Major conflict  Antigone’s major conflict is between Creon and Antigone. Creon has declared that the body of Polynices may not be given a proper burial because he led the forces that invaded Thebes, but Antigone wishes to give her brother a proper burial nevertheless. The major conflict of Oedipus the King arises when Tiresias tells Oedipus that Oedipus is responsible for the plague, and Oedipus refuses to believe him. The major conflict of Oedipus at Colonus is between Oedipus and Creon. Creon has been told by the oracle that only Oedipus’s return can bring an end to the civil strife in Thebes—Oedipus’s two sons, Eteocles and Polynices, are at war over the throne. Oedipus, furious at Thebes for exiling him, has no desire to return.

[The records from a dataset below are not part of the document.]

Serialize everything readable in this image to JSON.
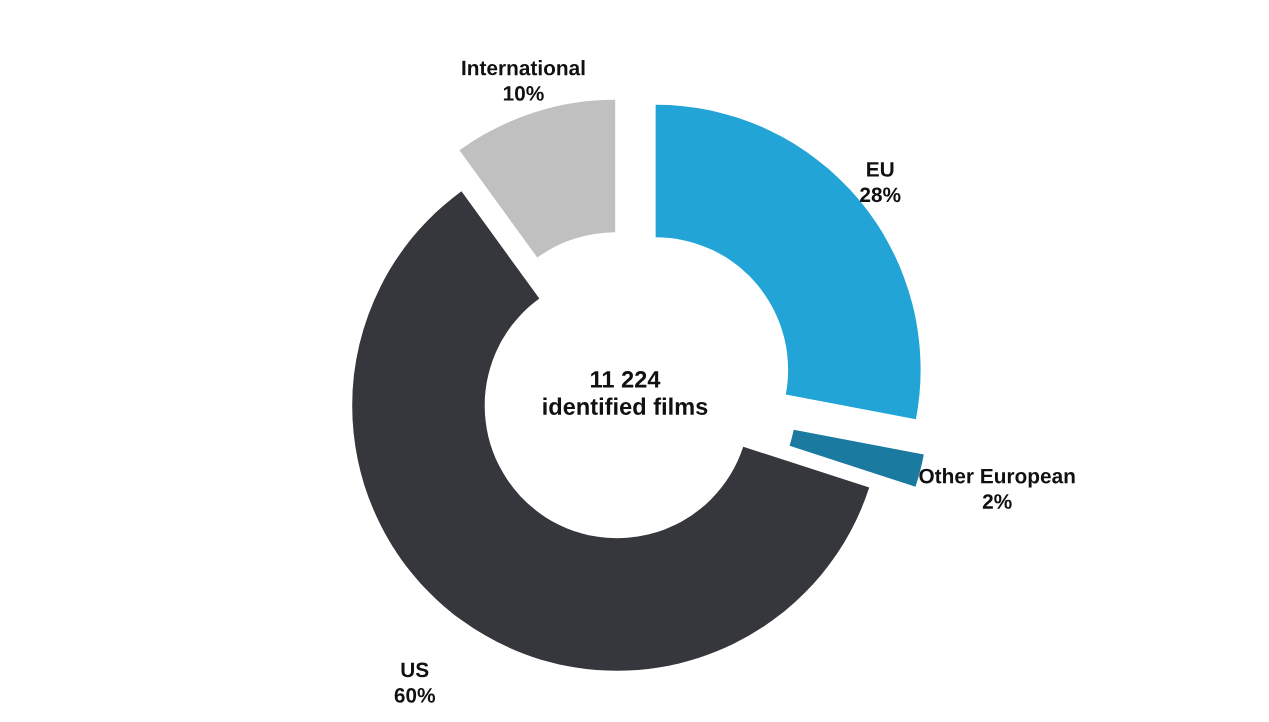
{
  "chart_data": {
    "type": "donut",
    "categories": [
      "EU",
      "Other European",
      "US",
      "International"
    ],
    "values": [
      28,
      2,
      60,
      10
    ],
    "value_labels": [
      "28%",
      "2%",
      "60%",
      "10%"
    ],
    "colors": [
      "#23a4d6",
      "#1b7aa0",
      "#36373d",
      "#c0c0c0"
    ],
    "annotations": [
      "11 224\nidentified films"
    ],
    "legend": false
  }
}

Rising action The rising action of Oedipus the King occurs when Creon returns from the oracle with the news that the plague in Thebes will end when the murderer of Laius, the king before Oedipus, is discovered and driven out. The rising action of Oedipus at Colonus occurs when Creon demands that Oedipus return to Thebes and tries to force him to do so. The rising action of Antigone is Antigone’s decision to defy Creon’s orders and bury her brother.

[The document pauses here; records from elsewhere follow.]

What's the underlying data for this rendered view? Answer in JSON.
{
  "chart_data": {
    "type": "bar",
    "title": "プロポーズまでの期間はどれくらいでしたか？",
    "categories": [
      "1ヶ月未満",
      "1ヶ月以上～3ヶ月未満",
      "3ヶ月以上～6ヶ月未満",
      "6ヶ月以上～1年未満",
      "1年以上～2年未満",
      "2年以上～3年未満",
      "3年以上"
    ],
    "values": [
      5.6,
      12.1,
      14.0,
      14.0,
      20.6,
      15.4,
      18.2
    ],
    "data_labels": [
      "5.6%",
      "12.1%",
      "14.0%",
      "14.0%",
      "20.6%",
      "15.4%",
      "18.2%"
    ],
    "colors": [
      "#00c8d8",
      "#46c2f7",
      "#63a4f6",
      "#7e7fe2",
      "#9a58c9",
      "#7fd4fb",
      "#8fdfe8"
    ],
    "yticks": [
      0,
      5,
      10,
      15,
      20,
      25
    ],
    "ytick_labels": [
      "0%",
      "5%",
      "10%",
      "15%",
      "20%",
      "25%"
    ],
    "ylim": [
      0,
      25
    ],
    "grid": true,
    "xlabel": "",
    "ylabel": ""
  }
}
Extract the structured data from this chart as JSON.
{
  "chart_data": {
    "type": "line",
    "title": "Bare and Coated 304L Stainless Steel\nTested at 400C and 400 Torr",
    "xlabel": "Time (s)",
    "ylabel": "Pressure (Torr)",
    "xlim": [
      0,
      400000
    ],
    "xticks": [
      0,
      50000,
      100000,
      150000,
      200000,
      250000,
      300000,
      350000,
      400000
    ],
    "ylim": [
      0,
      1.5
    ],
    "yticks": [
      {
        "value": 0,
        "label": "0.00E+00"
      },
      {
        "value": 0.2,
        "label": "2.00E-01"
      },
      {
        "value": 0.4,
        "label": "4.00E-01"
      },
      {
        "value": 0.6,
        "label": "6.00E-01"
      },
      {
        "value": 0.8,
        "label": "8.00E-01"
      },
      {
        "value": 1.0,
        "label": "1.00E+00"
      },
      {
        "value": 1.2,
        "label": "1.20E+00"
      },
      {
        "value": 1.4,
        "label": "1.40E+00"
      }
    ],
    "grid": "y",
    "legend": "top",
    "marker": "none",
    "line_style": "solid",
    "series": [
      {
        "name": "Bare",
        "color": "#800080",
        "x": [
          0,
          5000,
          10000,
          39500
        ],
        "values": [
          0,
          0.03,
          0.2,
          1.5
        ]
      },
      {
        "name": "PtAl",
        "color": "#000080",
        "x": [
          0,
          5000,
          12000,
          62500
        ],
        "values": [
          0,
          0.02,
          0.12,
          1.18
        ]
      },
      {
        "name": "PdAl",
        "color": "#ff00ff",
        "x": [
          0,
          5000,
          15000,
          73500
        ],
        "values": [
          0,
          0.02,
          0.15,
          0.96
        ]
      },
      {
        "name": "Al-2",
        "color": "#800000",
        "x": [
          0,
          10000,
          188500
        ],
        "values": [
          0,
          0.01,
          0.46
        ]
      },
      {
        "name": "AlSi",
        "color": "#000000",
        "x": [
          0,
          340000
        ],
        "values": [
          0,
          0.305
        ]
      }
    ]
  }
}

Climax The climax of Oedipus the King occurs when Oedipus learns, quite contrary to his expectations, that he is the man responsible for the plague that has stricken Thebes—he is the man who killed his father and slept with his mother. The climax of Oedipus at Colonus happens when we hear of Oedipus’s death. The climax of Antigone is when Creon, too late to avert tragedy, decides to pardon Antigone for defying his orders and burying her brother.

Falling action In Oedipus the King, the consequences of Oedipus’s learning of his identity as the man who killed his father and slept with his mother are the falling action. This discovery drives Jocasta to hang herself, Oedipus to poke out his own eyes, and Creon to banish Oedipus from Thebes. The falling action of Oedipus at Colonus is Oedipus’s curse of Polynices. The curse is followed by the onset of a storm, which Oedipus recognizes as a signal of his imminent death. The falling action of Antigone occurs after Creon decides to free Antigone from her tomblike prison. Creon arrives too late and finds that Antigone has hanged herself. Haemon, Antigone’s fiancé, attempts to kill Creon but ends up killing himself. Creon’s wife, Eurydice, stabs herself.

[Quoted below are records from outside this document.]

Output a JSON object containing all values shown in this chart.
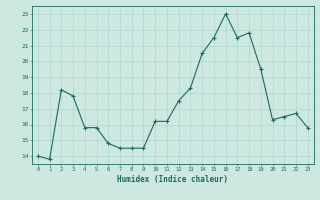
{
  "x": [
    0,
    1,
    2,
    3,
    4,
    5,
    6,
    7,
    8,
    9,
    10,
    11,
    12,
    13,
    14,
    15,
    16,
    17,
    18,
    19,
    20,
    21,
    22,
    23
  ],
  "y": [
    14.0,
    13.8,
    18.2,
    17.8,
    15.8,
    15.8,
    14.8,
    14.5,
    14.5,
    14.5,
    16.2,
    16.2,
    17.5,
    18.3,
    20.5,
    21.5,
    23.0,
    21.5,
    21.8,
    19.5,
    16.3,
    16.5,
    16.7,
    15.8
  ],
  "xlabel": "Humidex (Indice chaleur)",
  "ylim": [
    13.5,
    23.5
  ],
  "xlim": [
    -0.5,
    23.5
  ],
  "yticks": [
    14,
    15,
    16,
    17,
    18,
    19,
    20,
    21,
    22,
    23
  ],
  "xticks": [
    0,
    1,
    2,
    3,
    4,
    5,
    6,
    7,
    8,
    9,
    10,
    11,
    12,
    13,
    14,
    15,
    16,
    17,
    18,
    19,
    20,
    21,
    22,
    23
  ],
  "line_color": "#1a6b5a",
  "marker_color": "#1a6b5a",
  "bg_color": "#cce8e0",
  "grid_color": "#afd4cb",
  "axis_color": "#1a6b5a",
  "label_color": "#1a6b5a",
  "tick_color": "#1a6b5a",
  "font_family": "monospace"
}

Themes The power of unwritten law, the willingness to ignore the truth, the limits of free will

Motifs Suicide, sight and blindness, graves and tombs

Symbols Oedipus’s swollen foot, the three-way crossroads, Antigone’s entombment

Foreshadowing Oedipus’s name, which literally means “swollen foot,” foreshadows his discovery of his own identity. Tiresias, the blind prophet, appears in both Oedipus the King and Antigone and announces what will happen to Oedipus and to Creon—only to be completely ignored by both. The truth that comes from Tiresias’s blindness foreshadows the revelation that inspires Oedipus to blind himself. Oedipus’s command in Oedipus at Colonus that no one, not even his own daughters, know where he has been buried foreshadows the problems surrounding burial in Antigone.